On Sarah Grimké's 11th birthday in 1803, her mother gives her a birthday gift she tries to refuse--10 year old Hetty Grimké--Sarah's very own slave. And so opens Sue Monk Kidd's third novel, The Invention of Wings. Inspired by the true story of early-nineteenth-century abolitionist and suffragist Sarah Grimké, Kidd paints a poignant depiction of two women inextricably linked by the horrors of slavery.
Sarah writes up a document to free Hetty, but as a member of one of Charleston, South Carolina's first families, her mother reminds her of what's expected of her and that she must oblige. And so the girls grow up together, yet separate, as a result of their very different circumstances. Their extraordinary story is told in the first person and alternates between the voices of Sarah and Hetty. Hetty, by the way, is the name given to her by the Grimkés. Her mother Charlotte named her Handful and carefully doles out bits of their past, stories of Handful's father, whom she'll never meet, and of Charlotte's own mother, who was brought to Charleston from Africa to become a slave as a small girl.

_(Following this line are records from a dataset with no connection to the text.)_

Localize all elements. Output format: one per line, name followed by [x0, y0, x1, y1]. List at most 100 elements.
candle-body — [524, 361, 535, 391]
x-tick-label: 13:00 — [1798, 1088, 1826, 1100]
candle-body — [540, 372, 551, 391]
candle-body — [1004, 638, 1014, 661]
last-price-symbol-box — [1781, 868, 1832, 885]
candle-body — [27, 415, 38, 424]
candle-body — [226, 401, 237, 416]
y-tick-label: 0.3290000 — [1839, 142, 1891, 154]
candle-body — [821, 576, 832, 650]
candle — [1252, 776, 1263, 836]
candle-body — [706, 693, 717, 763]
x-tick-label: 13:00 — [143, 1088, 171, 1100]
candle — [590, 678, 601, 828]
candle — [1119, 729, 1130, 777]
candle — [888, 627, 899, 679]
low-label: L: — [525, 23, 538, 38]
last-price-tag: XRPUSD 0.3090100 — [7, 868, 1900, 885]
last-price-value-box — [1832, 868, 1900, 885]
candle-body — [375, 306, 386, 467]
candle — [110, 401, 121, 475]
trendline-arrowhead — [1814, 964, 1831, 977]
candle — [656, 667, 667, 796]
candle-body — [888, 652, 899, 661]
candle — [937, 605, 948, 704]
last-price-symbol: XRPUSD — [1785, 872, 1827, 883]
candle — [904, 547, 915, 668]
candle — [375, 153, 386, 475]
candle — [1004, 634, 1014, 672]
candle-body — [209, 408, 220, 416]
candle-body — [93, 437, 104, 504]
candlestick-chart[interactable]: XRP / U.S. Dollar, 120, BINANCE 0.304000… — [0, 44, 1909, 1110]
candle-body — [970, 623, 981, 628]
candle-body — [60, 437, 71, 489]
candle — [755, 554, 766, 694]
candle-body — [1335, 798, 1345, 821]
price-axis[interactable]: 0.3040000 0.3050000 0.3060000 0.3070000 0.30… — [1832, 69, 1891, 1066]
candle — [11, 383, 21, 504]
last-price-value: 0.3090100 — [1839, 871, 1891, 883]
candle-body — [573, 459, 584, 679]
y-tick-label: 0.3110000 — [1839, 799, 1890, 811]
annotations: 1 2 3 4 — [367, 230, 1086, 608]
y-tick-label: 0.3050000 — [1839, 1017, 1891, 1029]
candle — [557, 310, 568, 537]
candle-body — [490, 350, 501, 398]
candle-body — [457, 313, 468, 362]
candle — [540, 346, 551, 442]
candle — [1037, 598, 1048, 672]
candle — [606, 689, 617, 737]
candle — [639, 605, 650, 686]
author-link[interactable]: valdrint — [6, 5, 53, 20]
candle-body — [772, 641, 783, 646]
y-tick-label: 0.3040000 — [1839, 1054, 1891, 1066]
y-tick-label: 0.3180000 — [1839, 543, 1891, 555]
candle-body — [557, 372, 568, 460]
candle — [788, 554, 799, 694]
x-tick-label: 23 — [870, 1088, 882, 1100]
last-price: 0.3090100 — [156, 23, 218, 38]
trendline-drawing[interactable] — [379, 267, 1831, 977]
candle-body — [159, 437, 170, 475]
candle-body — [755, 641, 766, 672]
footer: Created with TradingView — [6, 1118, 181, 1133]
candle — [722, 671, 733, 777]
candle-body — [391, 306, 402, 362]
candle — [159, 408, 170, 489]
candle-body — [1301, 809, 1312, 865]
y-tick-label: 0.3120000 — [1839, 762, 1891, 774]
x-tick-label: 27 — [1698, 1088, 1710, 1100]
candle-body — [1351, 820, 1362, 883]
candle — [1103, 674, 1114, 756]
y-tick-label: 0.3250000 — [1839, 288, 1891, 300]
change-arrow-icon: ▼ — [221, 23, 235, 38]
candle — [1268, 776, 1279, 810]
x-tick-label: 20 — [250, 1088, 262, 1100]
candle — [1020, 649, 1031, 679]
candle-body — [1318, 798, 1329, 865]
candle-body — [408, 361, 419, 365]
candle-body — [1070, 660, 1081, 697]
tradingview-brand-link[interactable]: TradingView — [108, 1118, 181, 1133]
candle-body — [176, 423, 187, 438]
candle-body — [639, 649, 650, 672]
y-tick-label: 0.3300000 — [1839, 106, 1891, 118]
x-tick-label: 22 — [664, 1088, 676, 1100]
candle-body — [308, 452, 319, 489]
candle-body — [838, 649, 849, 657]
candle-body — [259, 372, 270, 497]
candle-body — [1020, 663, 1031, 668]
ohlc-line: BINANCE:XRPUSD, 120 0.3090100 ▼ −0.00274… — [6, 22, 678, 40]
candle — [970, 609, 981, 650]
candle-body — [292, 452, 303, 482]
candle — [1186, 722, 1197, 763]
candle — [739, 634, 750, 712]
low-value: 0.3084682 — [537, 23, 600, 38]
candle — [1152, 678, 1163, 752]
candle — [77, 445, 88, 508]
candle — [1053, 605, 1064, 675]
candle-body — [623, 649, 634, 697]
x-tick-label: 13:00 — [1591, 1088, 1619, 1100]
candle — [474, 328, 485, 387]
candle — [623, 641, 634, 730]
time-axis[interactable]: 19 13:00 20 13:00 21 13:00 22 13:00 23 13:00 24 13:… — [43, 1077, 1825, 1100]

Because Charlotte is an exceptionally skilled seamstress, able to make very fine quilts and clothing, they have a fairly comfortable place in the household. As literacy for slaves is illegal, Charlotte sews Handful a story quilt that tells of the most significant events of her life, and that quilt imbues the storytelling tradition quite gracefully into the book.
Sarah's life also has confines. She is a very bright child encouraged to read books by her father and brother and she dreams of becoming a barrister. This idea is inevitably ruined as it clashes with Charleston's expectations of a young lady. She also learns that it's forbidden to instruct slave children to read, yet secretly she continues to teach Handful. While the girls share a lot over the years, there are nonetheless hurdles to their friendship. In particular, Sarah is haunted by a promise she made to Charlotte when she was very young.

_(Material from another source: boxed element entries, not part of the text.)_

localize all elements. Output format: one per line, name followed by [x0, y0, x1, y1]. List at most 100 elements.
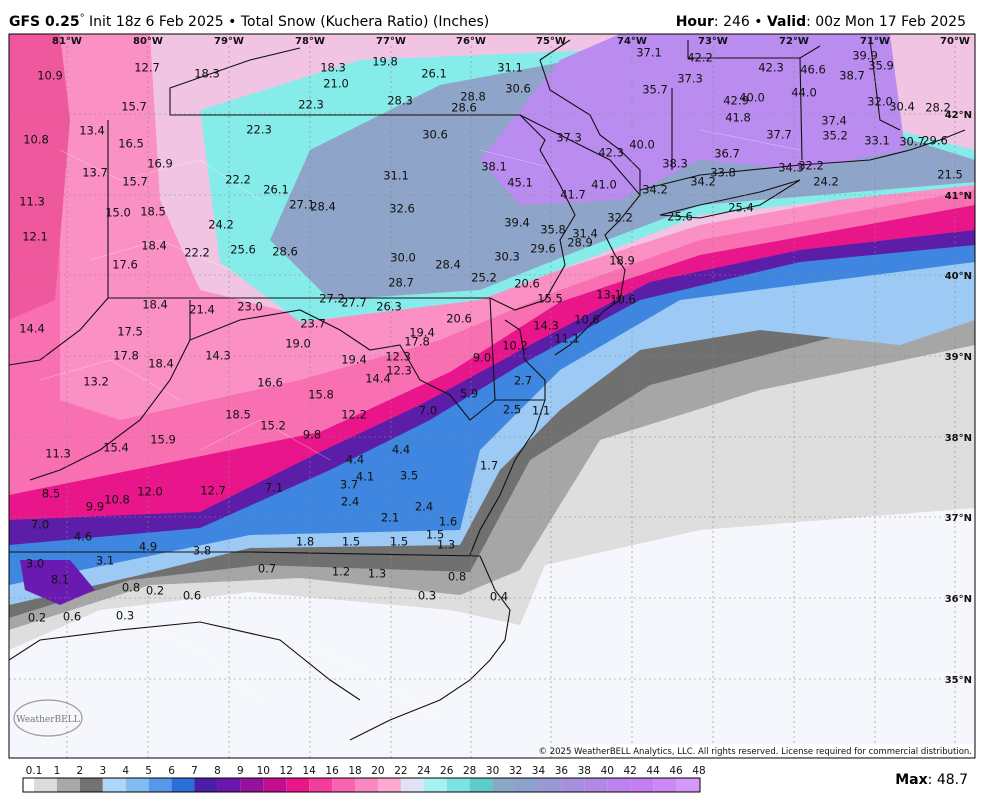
longitude-label: 81°W — [52, 36, 82, 47]
snow-total-label: 8.5 — [42, 487, 60, 501]
snow-band-purple-spot — [20, 560, 95, 605]
colorbar-cell — [377, 778, 401, 792]
colorbar-cell — [676, 778, 699, 792]
snow-total-label: 42.2 — [687, 51, 713, 65]
longitude-label: 77°W — [376, 36, 406, 47]
colorbar-tick-label: 20 — [371, 765, 384, 777]
snow-total-label: 33.8 — [710, 166, 736, 180]
snow-total-label: 28.9 — [567, 236, 593, 250]
virginia-north-carolina-border — [9, 551, 481, 557]
colorbar-tick-label: 0.1 — [26, 765, 43, 777]
snow-total-label: 0.7 — [258, 562, 276, 576]
colorbar-cell — [309, 778, 333, 792]
county-lines — [39, 129, 801, 721]
snow-total-label: 28.7 — [388, 276, 414, 290]
snow-total-label: 14.3 — [533, 319, 559, 333]
colorbar-cell — [79, 778, 103, 792]
snow-total-label: 15.9 — [150, 433, 176, 447]
snow-total-label: 28.4 — [435, 258, 461, 272]
snow-total-label: 28.4 — [310, 200, 336, 214]
snow-total-label: 24.2 — [208, 218, 234, 232]
connecticut-coast — [639, 129, 966, 191]
snow-total-label: 30.4 — [889, 100, 915, 114]
colorbar-cell — [561, 778, 585, 792]
new-jersey-coast — [554, 194, 641, 356]
snow-total-label: 0.4 — [490, 590, 508, 604]
degree-sign: ° — [80, 13, 85, 24]
snow-total-label: 3.0 — [26, 557, 44, 571]
longitude-label: 76°W — [456, 36, 486, 47]
colorbar-tick-label: 5 — [145, 765, 152, 777]
colorbar-tick-label: 24 — [417, 765, 431, 777]
snow-total-label: 36.7 — [714, 147, 740, 161]
snow-total-label: 1.5 — [342, 535, 360, 549]
snow-total-label: 21.0 — [323, 77, 349, 91]
snow-total-label: 29.6 — [922, 134, 948, 148]
map-area: 10.9 12.7 18.3 18.3 21.0 19.8 26.1 31.1 30.6 37.1… — [9, 34, 975, 758]
snow-total-label: 3.1 — [96, 554, 114, 568]
snow-total-label: 37.1 — [636, 46, 662, 60]
colorbar-cell — [102, 778, 126, 792]
long-island — [659, 179, 801, 219]
snow-total-label: 30.3 — [494, 250, 520, 264]
snow-total-label: 14.4 — [365, 372, 391, 386]
snow-total-label: 2.7 — [514, 374, 532, 388]
snow-total-label: 39.9 — [852, 49, 878, 63]
snow-total-label: 24.2 — [813, 175, 839, 189]
snow-total-label: 2.4 — [341, 495, 359, 509]
colorbar-frame — [22, 777, 701, 793]
colorbar-tick-label: 48 — [692, 765, 705, 777]
snow-total-label: 40.0 — [739, 91, 765, 105]
snow-total-label: 1.2 — [332, 565, 350, 579]
colorbar-cell — [584, 778, 608, 792]
colorbar-tick-label: 44 — [646, 765, 660, 777]
snow-total-label: 13.1 — [596, 288, 622, 302]
snow-total-label: 22.3 — [298, 98, 324, 112]
colorbar-cell — [217, 778, 241, 792]
colorbar-tick-label: 14 — [302, 765, 316, 777]
snow-total-label: 20.6 — [446, 312, 472, 326]
valid-time: Hour: 246 • Valid: 00z Mon 17 Feb 2025 — [676, 14, 966, 30]
colorbar-tick-label: 18 — [348, 765, 361, 777]
colorbar-tick-label: 16 — [325, 765, 339, 777]
snow-total-label: 19.0 — [285, 337, 311, 351]
snow-total-label: 4.4 — [392, 443, 410, 457]
snow-total-label: 41.0 — [591, 178, 617, 192]
colorbar-cell — [286, 778, 310, 792]
valid-label: Valid — [767, 14, 806, 30]
snow-total-label: 0.3 — [418, 589, 436, 603]
snow-total-label: 12.1 — [22, 230, 48, 244]
snow-total-label: 0.3 — [116, 609, 134, 623]
snow-total-label: 19.8 — [372, 55, 398, 69]
latitude-label: 37°N — [945, 513, 972, 524]
max-label: Max — [895, 772, 927, 788]
snow-total-label: 35.2 — [822, 129, 848, 143]
snow-total-label: 9.0 — [473, 351, 491, 365]
map-frame — [8, 33, 976, 759]
snow-total-label: 18.4 — [141, 239, 167, 253]
colorbar-tick-label: 10 — [257, 765, 270, 777]
snow-total-label: 14.3 — [205, 349, 231, 363]
colorbar-tick-label: 4 — [122, 765, 129, 777]
weatherbell-logo: WeatherBELL — [13, 699, 83, 737]
snow-total-label: 2.4 — [415, 500, 433, 514]
snowfall-values: 10.9 12.7 18.3 18.3 21.0 19.8 26.1 31.1 30.6 37.1… — [19, 46, 963, 625]
colorbar-cell — [56, 778, 80, 792]
colorbar-cell — [653, 778, 677, 792]
colorbar-tick-label: 8 — [214, 765, 221, 777]
snow-total-label: 7.0 — [31, 518, 49, 532]
colorbar-cell — [400, 778, 424, 792]
snow-total-label: 21.5 — [937, 168, 963, 182]
colorbar-tick-label: 28 — [463, 765, 476, 777]
snow-total-label: 16.6 — [257, 376, 283, 390]
snow-total-label: 17.5 — [117, 325, 143, 339]
snow-total-label: 23.7 — [300, 317, 326, 331]
snow-total-label: 18.4 — [142, 298, 168, 312]
latitude-label: 40°N — [945, 271, 972, 282]
snow-total-label: 42.9 — [723, 94, 749, 108]
snow-total-label: 16.5 — [118, 137, 144, 151]
snow-total-label: 37.3 — [556, 131, 582, 145]
colorbar-cell — [34, 778, 57, 792]
logo-text: WeatherBELL — [16, 715, 79, 725]
longitude-label: 71°W — [860, 36, 890, 47]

Sarah has strong ideas about abolition and equality, and a time comes when she heads north to be free of her stuffy family and the institution of slavery, which she hates. Her adult life is influenced by a Quaker man and his religion. This also distances her from Handful, who must stay in Charleston. Eventually, Sarah and her younger sister, Nina become infamous activists for abolition and women's rights. While this allows her the independence she has long desired, Handful's fate is not so ideal.
Don't forget to read the Author's Note! It is important, as The Invention of Wings is a novel based on fact: the Grimké sisters were real-life abolitionists, and are joined in the historical record by a number of other characters in this novel, including Denmark Vesey, a free black man executed for planning a slave uprising; Lucretia Mott, a Quaker activist for women's rights and abolition; and Sarah Mapps Douglass, a free black activist and educator. Hetty Grimké's life, however, left few facts: she was given as a gift to Sarah, but disappears shortly thereafter from the historical record. And Charlotte is entirely Kidd's creation, a fascinating character who takes risks, hoping to find something better for herself and her family.
Readers of her previous novels, The Secret Life of Bees and The Mermaid Chair, will be familiar with the strong, sympathetic characters. A number of issues are deftly explored, including activism, feminism, abolition, religion, and relationships. It's profoundly engaging and thought-provoking and I very much look forward to her Milwaukee visit on Monday, February 10th. She'll be speaking in Centennial Hall (733 N Eighth St) at 7 p.m. A book signing will follow and books will be for sale. The event is sponsored by Boswell Book Company and the Friends of MPL.